Just as the TV show has presumably erased all memory of Ben Affleck's ill-liked turn as the Devil of Hell's Kitchen, I suspect that this version of Elektra has already been crowned the definitive version. In one episode, it becomes very clear that Elektra was Matt's most toxic relationship in his past (well, Stick might give her a run for her money, though at least Matt got his cool training from that.) Possessing similar fighting prowess, Elektra is another character who dips over into the villainous side of the spectrum. But unlike Frank Castle's humorless crusade, Elektra essentially considers herself an ubermensch (well, uberfrau) who is free to do as she pleases because she can. She seems to have a similar dedication to beating the bad guys (with murder absolutely on the table) but she makes no effort to hide the fact that she does this because she wishes to, and not for any noble reasons.

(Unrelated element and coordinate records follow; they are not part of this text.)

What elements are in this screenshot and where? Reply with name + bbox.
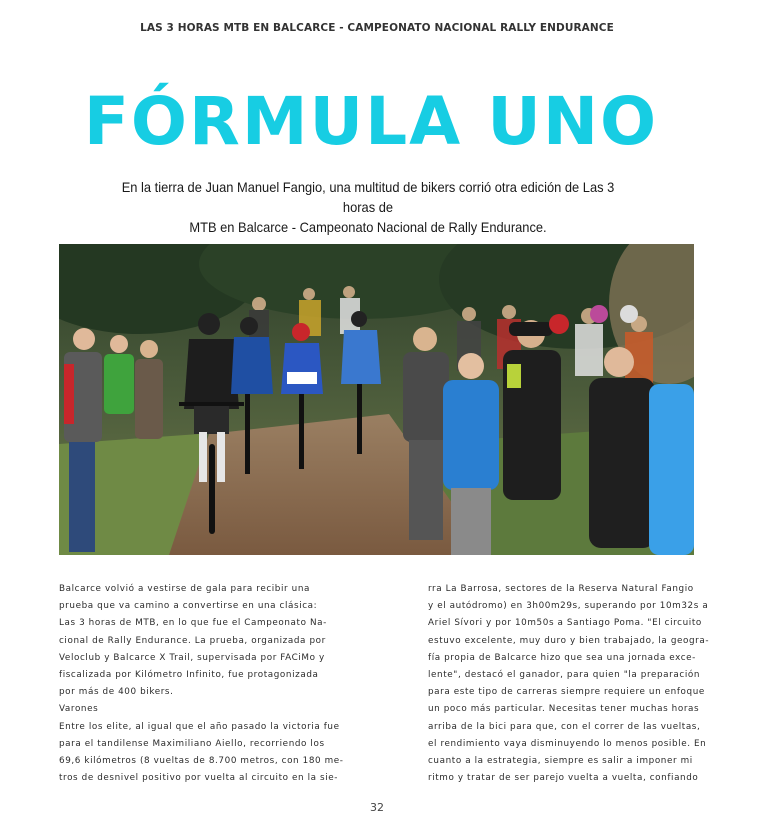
- body-line: fiscalizada por Kilómetro Infinito, fue protagonizada: [59, 670, 319, 681]
- article-headline: FÓRMULA UNO: [83, 83, 659, 160]
- body-line: fía propia de Balcarce hizo que sea una jornada exce-: [428, 652, 696, 663]
- body-line: el rendimiento vaya disminuyendo lo menos posible. En: [428, 738, 707, 749]
- photo-illustration: [59, 244, 694, 555]
- body-line: 69,6 kilómetros (8 vueltas de 8.700 metros, con 180 me-: [59, 756, 344, 767]
- running-header: LAS 3 HORAS MTB EN BALCARCE - CAMPEONATO NACIONAL RALLY ENDURANCE: [140, 22, 614, 34]
- body-line: Veloclub y Balcarce X Trail, supervisada por FACiMo y: [59, 652, 325, 663]
- body-line: para el tandilense Maximiliano Aiello, recorriendo los: [59, 738, 325, 749]
- body-line: Ariel Sívori y por 10m50s a Santiago Poma. "El circuito: [428, 618, 702, 629]
- body-line: para este tipo de carreras siempre requiere un enfoque: [428, 687, 705, 698]
- deck-line: En la tierra de Juan Manuel Fangio, una multitud de bikers corrió otra edición de Las 3 horas de: [121, 179, 615, 215]
- body-subhead: Varones: [59, 704, 99, 715]
- body-line: rra La Barrosa, sectores de la Reserva Natural Fangio: [428, 584, 694, 594]
- body-line: lente", destacó el ganador, para quien "la preparación: [428, 670, 701, 681]
- body-line: ritmo y tratar de ser parejo vuelta a vuelta, confiando: [428, 773, 699, 784]
- mtb-race-photo: [59, 244, 694, 555]
- body-line: prueba que va camino a convertirse en una clásica:: [59, 601, 318, 612]
- body-line: y el autódromo) en 3h00m29s, superando por 10m32s a: [428, 601, 709, 612]
- body-line: por más de 400 bikers.: [59, 687, 174, 698]
- body-line: Las 3 horas de MTB, en lo que fue el Campeonato Na-: [59, 618, 327, 629]
- deck-line: MTB en Balcarce - Campeonato Nacional de Rally Endurance.: [189, 219, 547, 235]
- body-line: un poco más particular. Necesitas tener muchas horas: [428, 704, 700, 715]
- body-line: arriba de la bici para que, con el correr de las vueltas,: [428, 721, 701, 732]
- article-deck: [112, 177, 624, 237]
- body-column-left: [59, 581, 344, 787]
- body-line: Entre los elite, al igual que el año pasado la victoria fue: [59, 721, 340, 732]
- body-line: estuvo excelente, muy duro y bien trabajado, la geogra-: [428, 635, 710, 646]
- page-number: 32: [370, 801, 384, 814]
- body-line: cuanto a la estrategia, siempre es salir a imponer mi: [428, 756, 693, 767]
- body-line: cional de Rally Endurance. La prueba, organizada por: [59, 635, 326, 646]
- body-column-right: [428, 581, 710, 787]
- body-line: Balcarce volvió a vestirse de gala para recibir una: [59, 584, 310, 594]
- body-line: tros de desnivel positivo por vuelta al circuito en la sie-: [59, 773, 339, 784]
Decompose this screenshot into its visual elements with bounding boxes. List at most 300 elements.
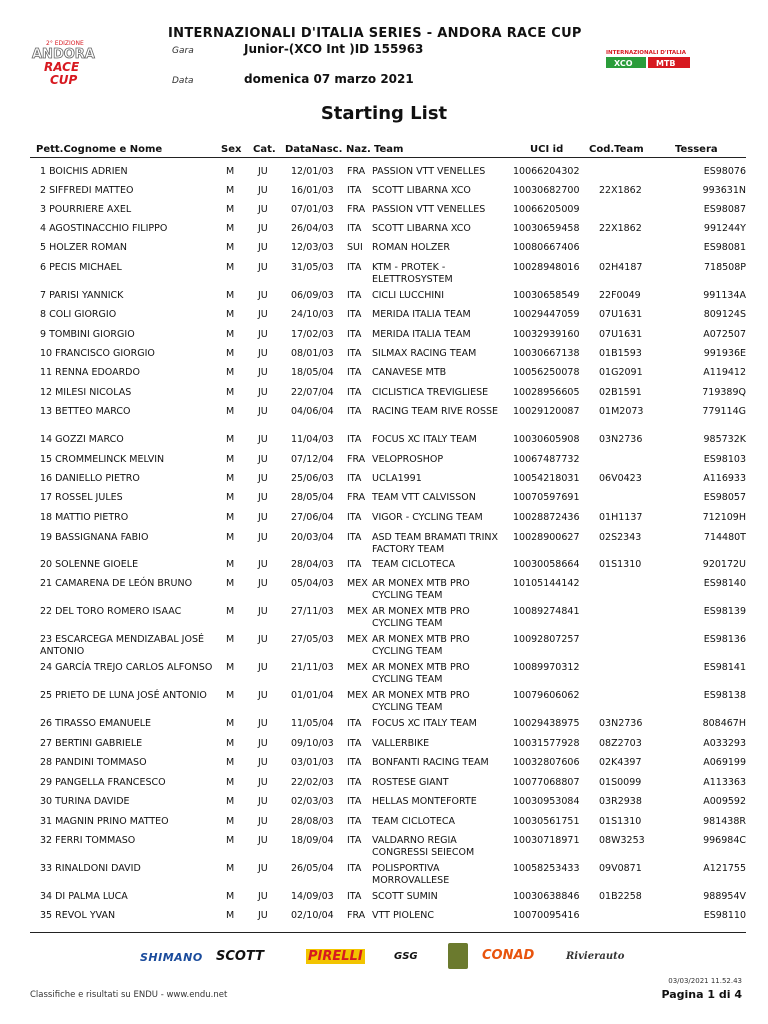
cell-cod: 01S0099 (599, 777, 642, 788)
cell-team: KTM - PROTEK - ELETTROSYSTEM (372, 262, 453, 285)
cell-uci: 10032939160 (513, 329, 580, 340)
cell-tessera: 718508P (704, 262, 746, 273)
logo-race: RACE (44, 60, 80, 74)
cell-dob: 03/01/03 (291, 757, 334, 768)
cell-team: CICLISTICA TREVIGLIESE (372, 387, 489, 398)
cell-tessera: ES98081 (703, 242, 746, 253)
cell-sex: M (226, 662, 235, 673)
cell-sex: M (226, 329, 235, 340)
cell-dob: 04/06/04 (291, 406, 334, 417)
cell-sex: M (226, 166, 235, 177)
cell-team: TEAM VTT CALVISSON (372, 492, 476, 503)
sponsor-scott: SCOTT (216, 949, 264, 964)
cell-team: PASSION VTT VENELLES (372, 204, 486, 215)
cell-tessera: ES98057 (703, 492, 746, 503)
cell-dob: 07/01/03 (291, 204, 334, 215)
cell-cat: JU (258, 348, 268, 359)
cell-cat: JU (258, 738, 268, 749)
cell-name: 21 CAMARENA DE LEÓN BRUNO (40, 578, 193, 589)
cell-cod: 03N2736 (599, 718, 643, 729)
cell-nat: ITA (347, 512, 362, 523)
cell-cat: JU (258, 290, 268, 301)
cell-tessera: 988954V (703, 891, 746, 902)
cell-dob: 16/01/03 (291, 185, 334, 196)
cell-uci: 10079606062 (513, 690, 580, 701)
gara-value: Junior-(XCO Int )ID 155963 (244, 42, 424, 56)
cell-cod: 02S2343 (599, 532, 642, 543)
footer-divider (30, 932, 746, 933)
cell-tessera: A113363 (703, 777, 746, 788)
print-timestamp: 03/03/2021 11.52.43 (668, 977, 742, 985)
sponsor-shimano: SHIMANO (140, 951, 203, 964)
cell-tessera: 996984C (703, 835, 746, 846)
cell-cod: 22X1862 (599, 185, 642, 196)
cell-cat: JU (258, 559, 268, 570)
cell-cat: JU (258, 309, 268, 320)
cell-dob: 05/04/03 (291, 578, 334, 589)
cell-name: 17 ROSSEL JULES (40, 492, 123, 503)
cell-team: UCLA1991 (372, 473, 422, 484)
cell-team: VALLERBIKE (372, 738, 430, 749)
cell-tessera: ES98110 (703, 910, 746, 921)
cell-tessera: A072507 (703, 329, 746, 340)
cell-dob: 26/05/04 (291, 863, 334, 874)
cell-dob: 02/03/03 (291, 796, 334, 807)
cell-cat: JU (258, 367, 268, 378)
cell-nat: FRA (347, 910, 366, 921)
cell-sex: M (226, 910, 235, 921)
cell-cod: 02H4187 (599, 262, 643, 273)
cell-nat: MEX (347, 578, 368, 589)
cell-name: 35 REVOL YVAN (40, 910, 116, 921)
cell-tessera: 991134A (703, 290, 746, 301)
cell-name: 31 MAGNIN PRINO MATTEO (40, 816, 169, 827)
cell-dob: 11/05/04 (291, 718, 334, 729)
sponsor-bar (136, 943, 636, 975)
cell-sex: M (226, 406, 235, 417)
cell-dob: 02/10/04 (291, 910, 334, 921)
cell-uci: 10030058664 (513, 559, 580, 570)
cell-nat: ITA (347, 329, 362, 340)
cell-name: 9 TOMBINI GIORGIO (40, 329, 135, 340)
cell-name: 19 BASSIGNANA FABIO (40, 532, 149, 543)
cell-sex: M (226, 204, 235, 215)
cell-tessera: 712109H (702, 512, 746, 523)
cell-name: 4 AGOSTINACCHIO FILIPPO (40, 223, 168, 234)
cell-dob: 07/12/04 (291, 454, 334, 465)
cell-sex: M (226, 559, 235, 570)
cell-nat: ITA (347, 863, 362, 874)
col-tessera: Tessera (675, 144, 718, 155)
cell-cat: JU (258, 262, 268, 273)
cell-dob: 01/01/04 (291, 690, 334, 701)
cell-nat: ITA (347, 796, 362, 807)
col-nat: Naz. (346, 144, 371, 155)
cell-uci: 10030667138 (513, 348, 580, 359)
cell-tessera: A033293 (703, 738, 746, 749)
cell-cat: JU (258, 718, 268, 729)
cell-tessera: A069199 (703, 757, 746, 768)
event-title: INTERNAZIONALI D'ITALIA SERIES - ANDORA RACE CUP (168, 26, 582, 41)
cell-name: 26 TIRASSO EMANUELE (40, 718, 152, 729)
cell-cat: JU (258, 891, 268, 902)
cell-tessera: 714480T (703, 532, 746, 543)
cell-cod: 01H1137 (599, 512, 643, 523)
sponsor-crest-icon (448, 943, 468, 969)
cell-nat: ITA (347, 559, 362, 570)
cell-nat: ITA (347, 406, 362, 417)
cell-cat: JU (258, 406, 268, 417)
cell-uci: 10030953084 (513, 796, 580, 807)
cell-nat: ITA (347, 348, 362, 359)
cell-cod: 07U1631 (599, 329, 643, 340)
cell-dob: 27/11/03 (291, 606, 334, 617)
cell-sex: M (226, 309, 235, 320)
cell-uci: 10032807606 (513, 757, 580, 768)
cell-team: TEAM CICLOTECA (372, 559, 455, 570)
cell-name: 8 COLI GIORGIO (40, 309, 117, 320)
cell-dob: 12/01/03 (291, 166, 334, 177)
cell-uci: 10066205009 (513, 204, 580, 215)
cell-team: VALDARNO REGIA CONGRESSI SEIECOM (372, 835, 475, 858)
cell-cat: JU (258, 329, 268, 340)
cell-cod: 01S1310 (599, 816, 642, 827)
cell-name: 29 PANGELLA FRANCESCO (40, 777, 166, 788)
cell-team: MERIDA ITALIA TEAM (372, 309, 471, 320)
col-cod: Cod.Team (589, 144, 644, 155)
cell-uci: 10031577928 (513, 738, 580, 749)
cell-uci: 10030561751 (513, 816, 580, 827)
logo-cup: CUP (50, 73, 78, 86)
cell-dob: 28/08/03 (291, 816, 334, 827)
cell-dob: 11/04/03 (291, 434, 334, 445)
cell-cat: JU (258, 796, 268, 807)
cell-team: SCOTT SUMIN (372, 891, 438, 902)
cell-sex: M (226, 863, 235, 874)
cell-cat: JU (258, 690, 268, 701)
cell-nat: ITA (347, 434, 362, 445)
cell-team: AR MONEX MTB PRO CYCLING TEAM (372, 690, 470, 713)
cell-dob: 21/11/03 (291, 662, 334, 673)
cell-nat: FRA (347, 166, 366, 177)
cell-cod: 22X1862 (599, 223, 642, 234)
cell-nat: ITA (347, 223, 362, 234)
cell-team: ASD TEAM BRAMATI TRINX FACTORY TEAM (372, 532, 499, 555)
cell-sex: M (226, 738, 235, 749)
cell-tessera: 779114G (702, 406, 746, 417)
cell-sex: M (226, 835, 235, 846)
cell-nat: ITA (347, 891, 362, 902)
cell-dob: 26/04/03 (291, 223, 334, 234)
cell-uci: 10030638846 (513, 891, 580, 902)
cell-team: AR MONEX MTB PRO CYCLING TEAM (372, 634, 470, 657)
cell-cat: JU (258, 512, 268, 523)
cell-name: 33 RINALDONI DAVID (40, 863, 141, 874)
cell-team: CANAVESE MTB (372, 367, 447, 378)
cell-sex: M (226, 690, 235, 701)
cell-name: 24 GARCÍA TREJO CARLOS ALFONSO (40, 662, 213, 673)
cell-cat: JU (258, 473, 268, 484)
cell-tessera: 719389Q (702, 387, 746, 398)
cell-name: 27 BERTINI GABRIELE (40, 738, 143, 749)
cell-uci: 10054218031 (513, 473, 580, 484)
cell-tessera: A116933 (703, 473, 746, 484)
cell-nat: FRA (347, 492, 366, 503)
cell-cat: JU (258, 492, 268, 503)
cell-uci: 10028872436 (513, 512, 580, 523)
cell-cod: 02K4397 (599, 757, 642, 768)
data-value: domenica 07 marzo 2021 (244, 72, 414, 86)
cell-team: VIGOR - CYCLING TEAM (372, 512, 483, 523)
cell-team: MERIDA ITALIA TEAM (372, 329, 471, 340)
cell-dob: 14/09/03 (291, 891, 334, 902)
cell-nat: MEX (347, 662, 368, 673)
cell-nat: ITA (347, 185, 362, 196)
cell-dob: 25/06/03 (291, 473, 334, 484)
cell-uci: 10028948016 (513, 262, 580, 273)
gara-label: Gara (172, 46, 194, 56)
cell-sex: M (226, 348, 235, 359)
cell-dob: 12/03/03 (291, 242, 334, 253)
cell-sex: M (226, 223, 235, 234)
cell-dob: 09/10/03 (291, 738, 334, 749)
cell-sex: M (226, 578, 235, 589)
cell-dob: 17/02/03 (291, 329, 334, 340)
cell-dob: 27/06/04 (291, 512, 334, 523)
cell-nat: ITA (347, 738, 362, 749)
cell-nat: MEX (347, 690, 368, 701)
cell-cod: 03N2736 (599, 434, 643, 445)
col-team: Team (374, 144, 404, 155)
cell-sex: M (226, 532, 235, 543)
cell-cat: JU (258, 606, 268, 617)
logo-right-xco: XCO (614, 59, 633, 68)
cell-uci: 10105144142 (513, 578, 580, 589)
cell-cod: 06V0423 (599, 473, 642, 484)
cell-name: 12 MILESI NICOLAS (40, 387, 132, 398)
cell-name: 32 FERRI TOMMASO (40, 835, 136, 846)
cell-name: 20 SOLENNE GIOELE (40, 559, 139, 570)
cell-tessera: ES98139 (703, 606, 746, 617)
cell-name: 34 DI PALMA LUCA (40, 891, 128, 902)
cell-cat: JU (258, 434, 268, 445)
cell-sex: M (226, 387, 235, 398)
cell-nat: ITA (347, 757, 362, 768)
cell-uci: 10056250078 (513, 367, 580, 378)
cell-cat: JU (258, 242, 268, 253)
cell-nat: FRA (347, 454, 366, 465)
cell-name: 5 HOLZER ROMAN (40, 242, 127, 253)
cell-sex: M (226, 185, 235, 196)
cell-cat: JU (258, 532, 268, 543)
cell-name: 25 PRIETO DE LUNA JOSÉ ANTONIO (40, 690, 207, 701)
col-cat: Cat. (253, 144, 276, 155)
page-title: Starting List (320, 103, 448, 124)
cell-cat: JU (258, 185, 268, 196)
cell-dob: 28/05/04 (291, 492, 334, 503)
cell-team: SCOTT LIBARNA XCO (372, 223, 471, 234)
cell-tessera: ES98076 (703, 166, 746, 177)
cell-dob: 20/03/04 (291, 532, 334, 543)
cell-team: HELLAS MONTEFORTE (372, 796, 477, 807)
page-number: Pagina 1 di 4 (661, 988, 742, 1001)
internazionali-italia-logo (604, 47, 694, 71)
cell-tessera: 981438R (703, 816, 746, 827)
cell-uci: 10030658549 (513, 290, 580, 301)
cell-name: 22 DEL TORO ROMERO ISAAC (40, 606, 182, 617)
cell-name: 28 PANDINI TOMMASO (40, 757, 147, 768)
cell-cod: 01S1310 (599, 559, 642, 570)
cell-cat: JU (258, 578, 268, 589)
cell-cod: 03R2938 (599, 796, 642, 807)
cell-sex: M (226, 718, 235, 729)
cell-nat: ITA (347, 532, 362, 543)
cell-cat: JU (258, 204, 268, 215)
cell-dob: 22/07/04 (291, 387, 334, 398)
cell-cod: 07U1631 (599, 309, 643, 320)
cell-dob: 18/05/04 (291, 367, 334, 378)
cell-cat: JU (258, 223, 268, 234)
logo-edition: 2° EDIZIONE (46, 40, 84, 47)
cell-name: 10 FRANCISCO GIORGIO (40, 348, 155, 359)
cell-sex: M (226, 891, 235, 902)
cell-uci: 10067487732 (513, 454, 580, 465)
cell-sex: M (226, 434, 235, 445)
cell-name: 30 TURINA DAVIDE (40, 796, 130, 807)
cell-cod: 02B1591 (599, 387, 642, 398)
cell-name: 7 PARISI YANNICK (40, 290, 124, 301)
cell-sex: M (226, 816, 235, 827)
sponsor-rivierauto: Rivierauto (566, 951, 625, 962)
cell-cod: 01B2258 (599, 891, 642, 902)
cell-cod: 01M2073 (599, 406, 644, 417)
cell-dob: 06/09/03 (291, 290, 334, 301)
cell-dob: 28/04/03 (291, 559, 334, 570)
cell-uci: 10030682700 (513, 185, 580, 196)
cell-sex: M (226, 777, 235, 788)
cell-team: AR MONEX MTB PRO CYCLING TEAM (372, 606, 470, 629)
cell-team: RACING TEAM RIVE ROSSE (372, 406, 499, 417)
cell-tessera: A121755 (703, 863, 746, 874)
cell-sex: M (226, 262, 235, 273)
cell-cod: 01G2091 (599, 367, 643, 378)
cell-tessera: 920172U (702, 559, 746, 570)
cell-cat: JU (258, 454, 268, 465)
cell-name: 1 BOICHIS ADRIEN (40, 166, 128, 177)
cell-sex: M (226, 242, 235, 253)
cell-tessera: 808467H (702, 718, 746, 729)
cell-uci: 10029120087 (513, 406, 580, 417)
cell-nat: ITA (347, 718, 362, 729)
sponsor-gsg: GSG (394, 951, 418, 962)
cell-team: POLISPORTIVA MORROVALLESE (372, 863, 450, 886)
cell-sex: M (226, 492, 235, 503)
cell-cat: JU (258, 835, 268, 846)
cell-team: AR MONEX MTB PRO CYCLING TEAM (372, 662, 470, 685)
cell-tessera: ES98140 (703, 578, 746, 589)
cell-cat: JU (258, 757, 268, 768)
cell-cod: 22F0049 (599, 290, 641, 301)
cell-team: SILMAX RACING TEAM (372, 348, 477, 359)
cell-sex: M (226, 454, 235, 465)
cell-cat: JU (258, 863, 268, 874)
cell-nat: ITA (347, 309, 362, 320)
cell-uci: 10089274841 (513, 606, 580, 617)
cell-tessera: ES98087 (703, 204, 746, 215)
cell-team: AR MONEX MTB PRO CYCLING TEAM (372, 578, 470, 601)
cell-cod: 09V0871 (599, 863, 642, 874)
cell-uci: 10066204302 (513, 166, 580, 177)
cell-sex: M (226, 757, 235, 768)
cell-dob: 31/05/03 (291, 262, 334, 273)
cell-sex: M (226, 290, 235, 301)
cell-nat: MEX (347, 634, 368, 645)
cell-cat: JU (258, 777, 268, 788)
cell-sex: M (226, 634, 235, 645)
cell-cod: 01B1593 (599, 348, 642, 359)
cell-team: BONFANTI RACING TEAM (372, 757, 489, 768)
cell-tessera: ES98136 (703, 634, 746, 645)
cell-uci: 10070095416 (513, 910, 580, 921)
cell-dob: 18/09/04 (291, 835, 334, 846)
cell-tessera: A009592 (703, 796, 746, 807)
cell-uci: 10092807257 (513, 634, 580, 645)
footer-endu: Classifiche e risultati su ENDU - www.endu.net (30, 990, 228, 1000)
cell-tessera: 991244Y (703, 223, 746, 234)
cell-team: SCOTT LIBARNA XCO (372, 185, 471, 196)
cell-uci: 10080667406 (513, 242, 580, 253)
cell-tessera: 985732K (703, 434, 746, 445)
cell-tessera: ES98141 (703, 662, 746, 673)
header-divider (30, 157, 746, 158)
cell-name: 15 CROMMELINCK MELVIN (40, 454, 165, 465)
sponsor-conad: CONAD (482, 948, 535, 963)
cell-uci: 10089970312 (513, 662, 580, 673)
cell-team: FOCUS XC ITALY TEAM (372, 434, 477, 445)
cell-nat: ITA (347, 777, 362, 788)
logo-right-line1: INTERNAZIONALI D'ITALIA (606, 50, 686, 56)
cell-uci: 10028956605 (513, 387, 580, 398)
cell-name: 11 RENNA EDOARDO (40, 367, 140, 378)
cell-dob: 22/02/03 (291, 777, 334, 788)
cell-sex: M (226, 512, 235, 523)
cell-dob: 08/01/03 (291, 348, 334, 359)
cell-sex: M (226, 367, 235, 378)
cell-uci: 10030718971 (513, 835, 580, 846)
cell-cat: JU (258, 166, 268, 177)
cell-nat: ITA (347, 367, 362, 378)
cell-tessera: 991936E (703, 348, 746, 359)
cell-name: 14 GOZZI MARCO (40, 434, 124, 445)
cell-name: 3 POURRIERE AXEL (40, 204, 132, 215)
cell-sex: M (226, 606, 235, 617)
cell-sex: M (226, 796, 235, 807)
cell-dob: 24/10/03 (291, 309, 334, 320)
cell-uci: 10028900627 (513, 532, 580, 543)
cell-name: 23 ESCARCEGA MENDIZABAL JOSÉ ANTONIO (40, 634, 204, 657)
data-label: Data (172, 76, 194, 86)
cell-cod: 08W3253 (599, 835, 645, 846)
cell-nat: ITA (347, 473, 362, 484)
cell-cat: JU (258, 816, 268, 827)
cell-team: ROMAN HOLZER (372, 242, 450, 253)
cell-dob: 27/05/03 (291, 634, 334, 645)
cell-tessera: ES98138 (703, 690, 746, 701)
cell-team: CICLI LUCCHINI (372, 290, 445, 301)
col-uci: UCI id (530, 144, 564, 155)
cell-nat: SUI (347, 242, 363, 253)
cell-team: TEAM CICLOTECA (372, 816, 455, 827)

Elektra shows up after a mini-arc with the Punisher concludes. While there's some closure, it's apparent that the character will come back later in the season, as the clear main arc of the season has to do with some sort of vast conspiracy that involves Frank Castle.
In Punisher and Elektra, we get two quasi-villains on top of whatever the more shadowy true villain of the season will turn out to be. Obviously, there's a huge Wilson Fisk-sized hole in the show this season, but these two characters may succeed in filling it. Given that Fisk was by far the most sympathetic and humanized villain the MCU has had (not that there's been much competition on the sympathy front - maybe Winter Soldier, if you count him as a villain and not a victim,) it's fitting then that we focus on these characters who either straddle ore at least stray very close to the fuzzy area between hero and villain.
I'm five episodes in. I'll have more reflections I'm sure once I've finished the season, which I expect will not be too long from now.